More than 700,000 people are currently waiting for their applications to be approved. According to the Associated Press, the average wait time is now around 10 months; in some parts of Texas, people have waited for more than two years.
This delay means that a large number of green card holders, who in previous years may have received their citizenship in time to vote in the November elections, will not be able to cast ballots. Advocates claim that the Trump administration is deliberately slowing down the naturalization process, with the goal, as Emily Gelbaum of the National Partnership for New Americans put it to Reveal, to “suppress the vote.”
In September of this year, immigrant rights advocates filed a lawsuit demanding records on the reasons for the delays. As they wrote in their complaint, the administrations’ “extreme vetting of naturalization applications and delays in the processing of these applications denies thousands of lawful permanent residents the opportunity to more fully participate in civic life and to vote in important upcoming elections.”

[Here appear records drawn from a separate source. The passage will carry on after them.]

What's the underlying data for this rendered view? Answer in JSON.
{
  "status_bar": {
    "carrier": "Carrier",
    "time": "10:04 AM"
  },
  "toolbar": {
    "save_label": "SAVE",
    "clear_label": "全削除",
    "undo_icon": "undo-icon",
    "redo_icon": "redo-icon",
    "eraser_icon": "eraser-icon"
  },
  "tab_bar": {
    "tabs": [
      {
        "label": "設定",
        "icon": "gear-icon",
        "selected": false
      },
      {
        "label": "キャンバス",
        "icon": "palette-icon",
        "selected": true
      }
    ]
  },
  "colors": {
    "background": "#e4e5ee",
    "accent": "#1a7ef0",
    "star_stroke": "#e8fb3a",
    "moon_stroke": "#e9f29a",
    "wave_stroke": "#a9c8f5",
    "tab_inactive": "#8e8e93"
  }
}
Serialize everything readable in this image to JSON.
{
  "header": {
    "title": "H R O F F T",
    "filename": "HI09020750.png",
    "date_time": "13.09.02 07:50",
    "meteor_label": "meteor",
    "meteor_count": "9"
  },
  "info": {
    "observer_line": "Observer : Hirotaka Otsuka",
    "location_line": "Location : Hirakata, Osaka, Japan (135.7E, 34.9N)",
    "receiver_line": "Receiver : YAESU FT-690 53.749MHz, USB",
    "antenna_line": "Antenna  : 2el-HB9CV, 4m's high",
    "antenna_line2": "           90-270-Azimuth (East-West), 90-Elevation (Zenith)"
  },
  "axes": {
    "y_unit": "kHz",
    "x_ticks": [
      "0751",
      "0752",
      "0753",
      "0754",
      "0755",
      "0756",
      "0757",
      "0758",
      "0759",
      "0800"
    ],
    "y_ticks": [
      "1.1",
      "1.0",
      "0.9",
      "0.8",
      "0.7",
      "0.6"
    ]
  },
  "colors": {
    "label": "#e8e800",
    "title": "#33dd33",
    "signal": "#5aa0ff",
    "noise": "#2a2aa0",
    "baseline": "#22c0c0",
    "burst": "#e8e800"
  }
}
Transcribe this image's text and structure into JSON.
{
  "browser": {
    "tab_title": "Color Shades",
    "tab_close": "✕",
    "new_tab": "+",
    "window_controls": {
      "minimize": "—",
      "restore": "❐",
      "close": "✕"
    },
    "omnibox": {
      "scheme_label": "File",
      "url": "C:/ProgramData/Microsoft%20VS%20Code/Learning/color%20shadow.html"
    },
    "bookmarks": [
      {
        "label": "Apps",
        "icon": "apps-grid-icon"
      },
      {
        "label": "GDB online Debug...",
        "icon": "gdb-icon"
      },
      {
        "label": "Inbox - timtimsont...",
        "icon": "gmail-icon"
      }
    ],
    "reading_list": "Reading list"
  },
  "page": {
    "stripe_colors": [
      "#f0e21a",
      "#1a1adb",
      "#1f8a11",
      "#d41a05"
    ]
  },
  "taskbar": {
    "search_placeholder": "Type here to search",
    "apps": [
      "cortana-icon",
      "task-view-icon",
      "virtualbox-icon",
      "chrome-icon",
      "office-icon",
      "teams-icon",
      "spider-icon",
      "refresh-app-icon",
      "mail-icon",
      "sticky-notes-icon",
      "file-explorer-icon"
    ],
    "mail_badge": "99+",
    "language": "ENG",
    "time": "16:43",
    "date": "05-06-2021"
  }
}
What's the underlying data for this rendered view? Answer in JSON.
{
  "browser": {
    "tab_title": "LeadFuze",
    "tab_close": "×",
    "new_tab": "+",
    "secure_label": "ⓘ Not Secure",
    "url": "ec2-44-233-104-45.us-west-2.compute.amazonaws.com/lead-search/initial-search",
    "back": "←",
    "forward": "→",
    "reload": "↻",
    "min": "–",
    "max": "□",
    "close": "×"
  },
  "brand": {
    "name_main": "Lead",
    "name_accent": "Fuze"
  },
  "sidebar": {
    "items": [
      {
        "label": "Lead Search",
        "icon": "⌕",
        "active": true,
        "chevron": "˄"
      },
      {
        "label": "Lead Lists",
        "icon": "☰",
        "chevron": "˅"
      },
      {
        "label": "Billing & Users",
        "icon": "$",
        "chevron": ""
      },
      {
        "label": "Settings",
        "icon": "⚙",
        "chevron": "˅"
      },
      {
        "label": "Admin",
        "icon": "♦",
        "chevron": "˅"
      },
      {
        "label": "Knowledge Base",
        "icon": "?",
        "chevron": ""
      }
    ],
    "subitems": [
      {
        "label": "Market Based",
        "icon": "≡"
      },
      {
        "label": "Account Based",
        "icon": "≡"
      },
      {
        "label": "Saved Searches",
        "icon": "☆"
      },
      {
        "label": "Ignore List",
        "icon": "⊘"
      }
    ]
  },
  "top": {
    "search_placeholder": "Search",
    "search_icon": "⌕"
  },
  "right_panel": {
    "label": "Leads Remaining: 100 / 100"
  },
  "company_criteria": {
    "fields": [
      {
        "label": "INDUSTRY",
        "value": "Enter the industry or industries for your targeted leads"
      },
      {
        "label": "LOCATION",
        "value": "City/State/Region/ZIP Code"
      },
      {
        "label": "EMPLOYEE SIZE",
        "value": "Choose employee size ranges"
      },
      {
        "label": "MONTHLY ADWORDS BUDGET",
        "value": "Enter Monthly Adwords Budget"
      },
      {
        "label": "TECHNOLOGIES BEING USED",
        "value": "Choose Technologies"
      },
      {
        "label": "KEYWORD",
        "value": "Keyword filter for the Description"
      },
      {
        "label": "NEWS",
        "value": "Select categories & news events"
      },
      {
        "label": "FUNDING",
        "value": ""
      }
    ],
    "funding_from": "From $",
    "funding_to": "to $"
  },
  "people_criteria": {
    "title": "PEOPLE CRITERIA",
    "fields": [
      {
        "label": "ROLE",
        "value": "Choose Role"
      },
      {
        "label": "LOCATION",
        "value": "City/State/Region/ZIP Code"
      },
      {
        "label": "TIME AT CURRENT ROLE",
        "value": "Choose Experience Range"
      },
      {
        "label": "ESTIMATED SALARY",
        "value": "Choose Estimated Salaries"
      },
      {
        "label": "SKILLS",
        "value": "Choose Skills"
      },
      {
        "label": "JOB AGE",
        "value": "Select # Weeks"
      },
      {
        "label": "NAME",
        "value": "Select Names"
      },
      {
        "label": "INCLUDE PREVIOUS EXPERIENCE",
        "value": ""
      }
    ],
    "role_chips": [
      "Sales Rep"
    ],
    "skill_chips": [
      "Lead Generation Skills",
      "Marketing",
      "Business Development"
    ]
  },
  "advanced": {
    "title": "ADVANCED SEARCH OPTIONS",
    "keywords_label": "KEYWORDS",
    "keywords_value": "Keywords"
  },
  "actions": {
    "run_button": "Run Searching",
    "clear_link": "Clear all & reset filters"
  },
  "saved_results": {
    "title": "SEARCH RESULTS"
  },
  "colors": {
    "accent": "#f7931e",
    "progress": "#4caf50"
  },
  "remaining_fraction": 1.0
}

According to a spokesperson from U.S. Citizenship and Immigration Services, the delays are due to an increase in the number of applications, which have surged during the Trump administration, and are not part of a effort to limit the number of new citizens in advance of the midterm elections. There is “no truth to this claim,” USCIS spokesperson Marilu Cabrera told Reveal.
Looking ahead to the 2020 presidential election, many groups are beginning to encourage permanent residents to apply for citizenship this year if they plan on voting in 2020.
“Right now, we’re finding ourselves in this space, in places like Miami and New York, where processing times are 21 months,” Juliana Cabrales, the director of civic engagement at the NALEO Educational Fund told the Associated Press. “If you want to vote in 2020 you have to apply (to naturalize) now.”